Step 5: Add Rulesets and Workflows for Business Routing
Use rulesets when documents should be routed based on content type, tags, attributes, barcode values, or extracted fields. Use workflows and queues when humans or downstream systems need to make decisions.
Common scalable routing patterns:
- Route invoices to finance review.
- Route failed OCR documents to an exception queue.
- Route high-value claims to a specialist queue.
- Route documents with missing attributes to a metadata cleanup queue.
- Trigger EventBridge for documents that require external enrichment.
Rulesets and workflows make routing declarative. That helps avoid burying business routing rules inside custom Lambda code.
Step 6: Add Search and Retrieval Paths
Use the simplest search path that satisfies the product requirement.
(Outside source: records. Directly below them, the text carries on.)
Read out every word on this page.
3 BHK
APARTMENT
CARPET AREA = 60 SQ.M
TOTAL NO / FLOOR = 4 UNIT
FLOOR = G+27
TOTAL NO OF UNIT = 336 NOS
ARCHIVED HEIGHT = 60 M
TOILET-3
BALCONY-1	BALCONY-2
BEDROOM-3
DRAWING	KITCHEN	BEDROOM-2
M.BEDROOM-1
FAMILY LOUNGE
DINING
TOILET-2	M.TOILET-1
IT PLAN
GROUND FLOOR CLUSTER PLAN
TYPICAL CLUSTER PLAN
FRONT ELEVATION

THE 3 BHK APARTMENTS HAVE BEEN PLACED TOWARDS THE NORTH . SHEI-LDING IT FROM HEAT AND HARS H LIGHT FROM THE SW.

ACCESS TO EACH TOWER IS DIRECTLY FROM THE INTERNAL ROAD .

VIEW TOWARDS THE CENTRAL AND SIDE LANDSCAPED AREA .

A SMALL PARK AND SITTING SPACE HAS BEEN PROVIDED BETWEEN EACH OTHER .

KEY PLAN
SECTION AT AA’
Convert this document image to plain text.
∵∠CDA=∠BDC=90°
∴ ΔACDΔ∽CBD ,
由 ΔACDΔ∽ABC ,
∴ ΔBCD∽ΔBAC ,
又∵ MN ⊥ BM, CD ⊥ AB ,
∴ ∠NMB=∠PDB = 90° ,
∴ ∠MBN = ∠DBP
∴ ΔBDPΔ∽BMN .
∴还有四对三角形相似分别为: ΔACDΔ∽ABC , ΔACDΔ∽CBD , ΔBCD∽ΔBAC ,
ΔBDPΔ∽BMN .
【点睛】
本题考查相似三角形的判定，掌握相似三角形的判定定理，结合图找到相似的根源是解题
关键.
| Search need | Recommended path |
|---|---|
| Find by document ID | GET /documents/{documentId} |
| Find by exact tag or attribute | POST /search |
| Find by modeled multi-field key | Composite keys in the site schema |
| Search extracted text in Core with Typesense enabled | POST /search with query.text |
| Search extracted text with enhanced OpenSearch module | POST /searchFulltext |
| Advanced OpenSearch filtering, sorting, and aggregations | POST /queryFulltext |
Typesense-backed search can be a good Core option for straightforward full-text search. OpenSearch-backed full-text search is available through commercial offerings and is a better fit when you need richer filtering, raw query DSL, advanced tuning, or OpenSearch operations. Neither search engine is the right answer for every lookup. Keep exact operational lookups modeled through attributes, tags, schemas, and composite keys.
Step 7: Add Reliability Controls
High-volume systems need observable failure paths. A scalable solution should make it clear whether a document is uploaded, processed, indexed, failed, retried, or waiting for review.
Build these controls early:
- Inspect document action status with
GET /documents/{documentId}/actions. - Retry failed actions with
POST /documents/{documentId}/actions/retry. - Monitor CloudWatch logs for API, Lambda, and processing failures.
- Monitor DLQs and configure alerts.
- Use idempotent document IDs for imports and retries where possible.
- Track document processing state with tags or attributes when your application needs a user-facing status.
- Reindex documents after metadata or search configuration changes.
Operational visibility is part of the architecture, not an afterthought.
Step 8: Add Security and Governance
Scale also means scaling access control and governance. Decide these boundaries before production rollout.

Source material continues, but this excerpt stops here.